First of all, there are two types of marriage divorce ? absolute and limited. An absolute divorce, (also called a "divorce a vinculo matrimonii") is a judicial termination of a marriage based on marital misconduct, or other statutory cause arising after the marriage ceremony. As a result of an absolute divorce, both parties' status becomes single again.
The consequences of a limited divorce, in other words "divorce a mensa et thoro", or marriage separation vary from state to state. Typically, a limited divorce is commonly referred to as a marriage separation decree; the right to cohabitation is terminated but the marriage is undissolved, and the status of the parties is not altered. So decide what type of marriage divorce suits best your needs.
Secondly, divorce needs time, some cases seem to last forever. So it is very important to protect yourself and have all the necessary issues, settled between you and your spouse, agreed to in writing. The best way to follow during this indefinite period of time is to issue a Marital Separation and Settlement Agreement, which will solve such issues as property and debt division, spousal support, child custody, visitation, child support, insurance coverage. An agreement typically consists of over 30 essential issues. It must be in writing, signed by husband and wife, and notarized. Some people choose to draft an agreement by themselves, but it is better to have it done by an experienced attorney. Frequently, people who draft these agreements on their own, without an attorney, neglect to divide assets, such as pension benefits or make other costly mistakes. You should evaluate the cost of the attorney against the cost of making a mistake in the agreement and determine whether you should have an attorney do the work for you. Please keep in mind that drafting a Marital Separation & Property Settlement Agreement does not mean you must get a divorce.

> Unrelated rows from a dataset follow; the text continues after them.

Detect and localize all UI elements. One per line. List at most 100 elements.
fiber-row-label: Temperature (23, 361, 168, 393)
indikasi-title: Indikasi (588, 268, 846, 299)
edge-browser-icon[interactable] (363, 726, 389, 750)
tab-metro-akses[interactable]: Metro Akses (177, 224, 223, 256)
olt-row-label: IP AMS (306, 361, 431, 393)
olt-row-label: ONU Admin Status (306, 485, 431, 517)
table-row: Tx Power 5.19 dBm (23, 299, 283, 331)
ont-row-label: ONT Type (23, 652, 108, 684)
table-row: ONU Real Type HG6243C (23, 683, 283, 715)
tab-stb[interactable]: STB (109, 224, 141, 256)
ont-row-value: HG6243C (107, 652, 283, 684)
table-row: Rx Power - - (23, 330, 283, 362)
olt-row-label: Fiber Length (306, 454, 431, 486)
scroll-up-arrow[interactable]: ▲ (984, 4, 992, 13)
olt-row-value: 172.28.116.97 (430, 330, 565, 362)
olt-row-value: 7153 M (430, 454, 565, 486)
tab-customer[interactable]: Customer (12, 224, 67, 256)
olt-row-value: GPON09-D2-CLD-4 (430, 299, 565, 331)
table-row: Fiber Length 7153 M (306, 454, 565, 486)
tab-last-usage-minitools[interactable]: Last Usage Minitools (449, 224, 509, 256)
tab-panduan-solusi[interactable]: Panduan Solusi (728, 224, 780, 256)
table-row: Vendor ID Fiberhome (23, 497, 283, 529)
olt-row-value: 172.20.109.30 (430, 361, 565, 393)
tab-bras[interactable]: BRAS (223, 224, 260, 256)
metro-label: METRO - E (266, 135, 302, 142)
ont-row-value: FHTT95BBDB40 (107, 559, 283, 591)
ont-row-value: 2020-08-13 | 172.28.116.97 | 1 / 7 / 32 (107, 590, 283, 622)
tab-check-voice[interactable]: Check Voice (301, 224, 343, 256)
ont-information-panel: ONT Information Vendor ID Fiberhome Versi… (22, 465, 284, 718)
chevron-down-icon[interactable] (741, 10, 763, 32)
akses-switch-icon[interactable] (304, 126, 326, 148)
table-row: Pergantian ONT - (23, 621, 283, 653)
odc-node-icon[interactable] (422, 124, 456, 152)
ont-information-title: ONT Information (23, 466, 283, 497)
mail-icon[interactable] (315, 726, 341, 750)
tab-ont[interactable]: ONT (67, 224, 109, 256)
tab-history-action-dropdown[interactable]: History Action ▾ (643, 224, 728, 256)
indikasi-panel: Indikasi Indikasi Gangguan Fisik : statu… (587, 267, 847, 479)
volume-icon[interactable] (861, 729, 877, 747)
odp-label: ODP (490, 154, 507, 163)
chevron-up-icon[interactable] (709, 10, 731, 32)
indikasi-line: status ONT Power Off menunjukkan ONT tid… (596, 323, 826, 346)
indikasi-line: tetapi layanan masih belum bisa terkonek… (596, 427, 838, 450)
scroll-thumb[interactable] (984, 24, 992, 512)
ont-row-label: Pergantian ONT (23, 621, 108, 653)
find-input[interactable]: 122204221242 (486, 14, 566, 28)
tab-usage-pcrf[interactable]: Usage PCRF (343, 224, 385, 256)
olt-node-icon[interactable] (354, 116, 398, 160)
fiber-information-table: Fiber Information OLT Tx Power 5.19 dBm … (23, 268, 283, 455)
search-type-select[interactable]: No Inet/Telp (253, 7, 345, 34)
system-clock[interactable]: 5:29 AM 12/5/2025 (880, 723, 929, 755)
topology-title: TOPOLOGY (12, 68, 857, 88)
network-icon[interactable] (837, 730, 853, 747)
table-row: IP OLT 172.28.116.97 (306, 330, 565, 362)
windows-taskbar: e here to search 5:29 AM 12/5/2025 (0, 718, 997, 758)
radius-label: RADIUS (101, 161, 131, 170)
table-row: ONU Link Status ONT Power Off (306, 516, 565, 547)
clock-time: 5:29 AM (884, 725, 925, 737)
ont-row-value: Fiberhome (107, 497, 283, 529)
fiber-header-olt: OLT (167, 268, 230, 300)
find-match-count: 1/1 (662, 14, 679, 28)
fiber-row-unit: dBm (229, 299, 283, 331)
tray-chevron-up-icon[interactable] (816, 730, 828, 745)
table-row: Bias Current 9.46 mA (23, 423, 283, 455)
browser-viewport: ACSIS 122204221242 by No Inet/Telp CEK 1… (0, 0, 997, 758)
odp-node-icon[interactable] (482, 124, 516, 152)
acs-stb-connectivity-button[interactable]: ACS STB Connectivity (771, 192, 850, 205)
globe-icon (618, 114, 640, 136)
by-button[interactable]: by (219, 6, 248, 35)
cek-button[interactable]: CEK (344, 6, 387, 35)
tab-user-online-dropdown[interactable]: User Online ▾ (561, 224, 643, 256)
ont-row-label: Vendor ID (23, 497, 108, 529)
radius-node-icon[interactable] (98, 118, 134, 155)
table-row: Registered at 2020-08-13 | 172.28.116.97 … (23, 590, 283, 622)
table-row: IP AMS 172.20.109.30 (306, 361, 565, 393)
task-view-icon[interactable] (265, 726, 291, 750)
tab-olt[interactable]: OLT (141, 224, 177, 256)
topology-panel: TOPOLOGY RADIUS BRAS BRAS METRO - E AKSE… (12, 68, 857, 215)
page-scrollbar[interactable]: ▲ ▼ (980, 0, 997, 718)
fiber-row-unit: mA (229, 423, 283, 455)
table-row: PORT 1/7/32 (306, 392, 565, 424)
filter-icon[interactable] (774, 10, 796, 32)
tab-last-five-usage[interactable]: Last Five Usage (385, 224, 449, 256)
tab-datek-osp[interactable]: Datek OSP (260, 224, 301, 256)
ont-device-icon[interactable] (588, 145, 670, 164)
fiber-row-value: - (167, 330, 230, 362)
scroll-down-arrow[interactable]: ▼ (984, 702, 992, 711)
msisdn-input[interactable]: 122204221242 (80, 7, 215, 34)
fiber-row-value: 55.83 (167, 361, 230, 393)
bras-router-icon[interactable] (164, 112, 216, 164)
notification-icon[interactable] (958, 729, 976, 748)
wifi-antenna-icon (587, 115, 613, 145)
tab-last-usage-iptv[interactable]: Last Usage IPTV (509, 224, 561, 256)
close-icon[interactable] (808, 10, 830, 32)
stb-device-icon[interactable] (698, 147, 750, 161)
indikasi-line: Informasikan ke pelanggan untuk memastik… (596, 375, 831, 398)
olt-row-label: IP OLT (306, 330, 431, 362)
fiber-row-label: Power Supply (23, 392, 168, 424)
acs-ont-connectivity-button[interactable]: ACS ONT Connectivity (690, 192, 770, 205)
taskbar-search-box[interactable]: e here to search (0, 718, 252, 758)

The next thing you should bear in mind about divorce is what way to choose for getting a marriage divorce: settlement or trial. In most states, if the case is settled, the parties generally agree that the divorce will be awarded on grounds of irreconcilable differences. Even if there is an agreement, most states have a waiting period. If the parties cannot agree on the settlement, there will be a trial.
Moreover, there is a range of professional help in a divorce. You may follow one of the ways listed below.
Mediation. The mediator is a trained neutral (usually a lawyer, mental health professional, or accountant), who helps the spouses negotiate an agreement directly between themselves, usually without built-in attorney participation. Independent attorneys advise each spouse, outside the mediation process.
"Unbundling". The spouses, together or separately, act in effect as "general contractors," handling some parts of the divorce "in propria persona," bringing in lawyers, mediators, accountants, and other professional advisors, only when needed.
Collaborative Law. A new, highly-effective process, in which each spouse hires a family lawyer committed to devising creative "win-win" agreements. Binding commitments good-faith negotiating, full disclosure, acknowledgment of the needs of the other party, protection of the children, and avoidance of court proceedings are made by all participants. Other professionals, e.g. accountants, child development specialists, appraisers, etc., are retained jointly and work as neutrals.
Conventional settlement. The traditional process, whereby each spouse selects an attorney who advises, investigates, prepares for trial, and at some point - whether early in the case, or the courthouse steps - brings the case to resolution by settlement. The process can range from amicable to highly adversarial, and can be costly or inexpensive, speedy or slow, depending on both the attorneys and the spouses.
Finally, remember that the result of a divorce will depend upon many factors, including but not limited to the skills of the lawyers, the judge; which party is more angry; what known assets and debts exist; what unknown assets and debt exist; separate property brought into the marriage; the parties' relative earnings; and the education, age, and number of children, as well as their stage of development. There are many other factors, and there are never any guarantees. In most situations, cash will be the most important asset, because most people do little financial planning for divorce.